Em outras palavras: o mais importante, a base da pirâmide é manter seu paciente vivo. Em segundo lugar, manter sem comprometimento fisiológico, como por exemplo hipotensão ou hipoxemia. Somente aí se preocupe com a dor, a memória dos eventos e lá em cima, menos importante, a consciência. Exatamente isso: você vai sedar o paciente e a menor das suas preocupações é conseguir colocar ele pra dormir!

Não sei se você está bem convencido do quanto prejudica seu paciente quando provoca aquela “hipotensãozinha” depois do Fentanil ou do Dormonid.

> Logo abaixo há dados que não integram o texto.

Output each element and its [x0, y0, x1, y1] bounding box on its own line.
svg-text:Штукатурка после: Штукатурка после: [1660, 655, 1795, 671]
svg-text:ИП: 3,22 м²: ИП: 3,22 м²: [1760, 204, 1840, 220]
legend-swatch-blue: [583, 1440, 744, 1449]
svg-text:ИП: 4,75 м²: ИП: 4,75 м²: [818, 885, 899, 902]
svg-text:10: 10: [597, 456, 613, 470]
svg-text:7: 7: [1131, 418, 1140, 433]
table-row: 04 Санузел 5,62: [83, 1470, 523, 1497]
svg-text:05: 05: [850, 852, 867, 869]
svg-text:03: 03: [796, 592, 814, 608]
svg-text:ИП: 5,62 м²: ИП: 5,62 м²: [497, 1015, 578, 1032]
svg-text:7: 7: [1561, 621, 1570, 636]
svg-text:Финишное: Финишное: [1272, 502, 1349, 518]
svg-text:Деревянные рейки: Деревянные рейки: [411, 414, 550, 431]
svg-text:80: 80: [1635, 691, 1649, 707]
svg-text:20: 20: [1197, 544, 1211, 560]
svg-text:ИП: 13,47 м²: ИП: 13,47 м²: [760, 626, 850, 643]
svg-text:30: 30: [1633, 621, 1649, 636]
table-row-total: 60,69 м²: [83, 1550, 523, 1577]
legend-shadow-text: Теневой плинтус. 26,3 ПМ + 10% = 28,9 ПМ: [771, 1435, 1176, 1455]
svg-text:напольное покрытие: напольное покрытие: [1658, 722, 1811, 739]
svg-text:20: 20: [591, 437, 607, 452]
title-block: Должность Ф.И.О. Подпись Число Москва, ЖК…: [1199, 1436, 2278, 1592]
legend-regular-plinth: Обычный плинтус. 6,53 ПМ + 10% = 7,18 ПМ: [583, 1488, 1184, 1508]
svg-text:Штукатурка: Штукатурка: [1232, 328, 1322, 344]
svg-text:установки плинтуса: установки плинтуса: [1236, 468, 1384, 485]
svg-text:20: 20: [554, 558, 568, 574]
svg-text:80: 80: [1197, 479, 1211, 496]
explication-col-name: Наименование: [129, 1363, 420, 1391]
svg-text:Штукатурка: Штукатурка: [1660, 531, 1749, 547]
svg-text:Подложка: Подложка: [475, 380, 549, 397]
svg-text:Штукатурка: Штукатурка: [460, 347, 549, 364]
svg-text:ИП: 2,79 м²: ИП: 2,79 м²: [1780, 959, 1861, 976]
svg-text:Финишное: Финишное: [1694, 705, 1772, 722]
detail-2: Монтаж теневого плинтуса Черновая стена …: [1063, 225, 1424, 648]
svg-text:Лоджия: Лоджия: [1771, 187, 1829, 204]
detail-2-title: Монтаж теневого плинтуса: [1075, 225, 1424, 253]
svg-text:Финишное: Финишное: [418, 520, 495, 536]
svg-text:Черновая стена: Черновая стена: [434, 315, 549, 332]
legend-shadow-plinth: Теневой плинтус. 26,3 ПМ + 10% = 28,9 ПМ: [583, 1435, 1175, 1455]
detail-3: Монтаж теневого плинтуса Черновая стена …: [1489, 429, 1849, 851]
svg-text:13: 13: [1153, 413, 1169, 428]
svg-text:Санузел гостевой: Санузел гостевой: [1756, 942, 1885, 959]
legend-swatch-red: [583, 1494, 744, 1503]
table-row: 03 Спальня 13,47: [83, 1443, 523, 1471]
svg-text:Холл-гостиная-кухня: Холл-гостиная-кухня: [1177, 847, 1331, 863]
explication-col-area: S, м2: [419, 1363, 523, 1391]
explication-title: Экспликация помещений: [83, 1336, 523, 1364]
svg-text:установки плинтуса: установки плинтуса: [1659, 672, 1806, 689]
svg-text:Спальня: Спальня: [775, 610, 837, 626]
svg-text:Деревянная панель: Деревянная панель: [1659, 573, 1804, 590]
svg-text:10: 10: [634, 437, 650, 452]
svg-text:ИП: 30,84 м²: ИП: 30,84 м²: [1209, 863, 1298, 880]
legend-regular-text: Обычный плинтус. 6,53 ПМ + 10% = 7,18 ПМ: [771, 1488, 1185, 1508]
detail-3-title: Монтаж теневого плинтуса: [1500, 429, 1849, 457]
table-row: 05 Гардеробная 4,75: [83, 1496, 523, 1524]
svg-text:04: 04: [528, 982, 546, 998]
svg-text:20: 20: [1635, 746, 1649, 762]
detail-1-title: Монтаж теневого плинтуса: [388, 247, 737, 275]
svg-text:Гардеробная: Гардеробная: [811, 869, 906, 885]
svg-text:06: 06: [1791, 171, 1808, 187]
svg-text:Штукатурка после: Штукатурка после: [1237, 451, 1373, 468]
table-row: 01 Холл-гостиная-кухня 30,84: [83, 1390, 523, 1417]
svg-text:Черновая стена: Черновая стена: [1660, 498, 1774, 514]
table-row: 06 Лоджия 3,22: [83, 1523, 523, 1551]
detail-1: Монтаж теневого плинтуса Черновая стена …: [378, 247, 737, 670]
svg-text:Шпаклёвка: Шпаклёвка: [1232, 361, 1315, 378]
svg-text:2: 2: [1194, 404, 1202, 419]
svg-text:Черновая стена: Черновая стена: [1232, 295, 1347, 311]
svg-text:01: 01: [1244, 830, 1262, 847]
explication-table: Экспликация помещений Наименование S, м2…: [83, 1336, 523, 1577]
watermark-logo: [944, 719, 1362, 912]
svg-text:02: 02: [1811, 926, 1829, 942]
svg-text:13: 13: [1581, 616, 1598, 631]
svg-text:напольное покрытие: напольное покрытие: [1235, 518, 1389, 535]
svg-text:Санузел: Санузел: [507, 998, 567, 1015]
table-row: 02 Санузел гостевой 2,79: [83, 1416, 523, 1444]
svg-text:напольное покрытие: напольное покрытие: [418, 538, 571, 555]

Então olha só:

Esse estudo publicado na PLoS One em novembro de 2014 foi realizado na Emergência e analisou 2403 incubações, detectando RCP em cerca de 2% dos pacientes. Segue a Tabela 1:

Esses pacientes que paravam nos 10 minutos após intubação tinham o dobro de chance – quando comparados ao grupo controle – de evoluir a óbito em até 28 dias. Veja que a maioria das PCR ocorreram no primeiro minuto pós-tubo:

E nesses pacientes a hipotensão antes da intubação foi preditor independente de PCR com Odds Ratio de 3.67(p = 0,01). Quer mais? Pois tome:

Esse estudo do Journal of Critical Care de agosto de 2012, também conduzido na Emergência, mostrou que dos 465 pacientes incluídos no estudo cerca de 25% deles apresentou hipotensão no pós-tubo e esses tiveram mortalidade intra-hospitalar mais alta, com OR de 1.9. Segue a Tabela 1:

Esses número são por si só impressionantes, mas alguns subgrupos se prejudicam ainda mais de eventos – mesmo que passageiros – de hipotensão e hipoxemia. O doente neurocrítico em especial. Com evidências abundantes de que dobra-se a mortalidade com apenas 1 episódio de hipotensão.

Finalmente, na 5a edição do Walls Manual of Emergency Airway Management a idéia de pre-tratamento foi afastada. Considere que essa “fase” não existe. O ideal é entender a peri-intubação como um todo e a pré-intubação como otimização hemodinâmica que pode incluir fazer alíquotas de volume, iniciar vasopressores, antiarrítmicos, nebulizar com beta-agonistas, fazer betabloqueador, fazer pre-oxigenação com pressão positiva controlada entre outras coisas divertidas. Então você tem um doente crítico em mãos, você olha pra ele como doente crítico, você vai ter que decidir sobre quanto volume cabe, quando começa vasopressores, como deve titular essas drogas. Nada de diagrama pra te ajudar a decidir o remedinhos como se fosse fácil e simples. Doente crítico nunca é básico. Nessa hora você pode lançar mão de uma série de drogas, inclusive Fentanil cuja única indicação é nas Emergências Hipertensivas. Assim, se o paciente não estiver com a pressão muito alta e lesão de órgão-alvo, não deve ser feito. Sugiro que reserve para:

  • Doença coronariana grave em Emergência Hipertensiva
  • Dissecção de Aorta em Emergência Hipertensiva

E infunda lentamente. 60 segundos. Isso deve ser feito durante a fase de pre-oxigenação, mas deve ser sempre a última das drogas a ser infundida antes do Sedativo + Bloqueador. Ponto final. Simples assim. Na dúvida, não faça. Seu doente já tem motivos demais para fazer hipotensão, não seja seu “Fentanilzinho” mais um deles.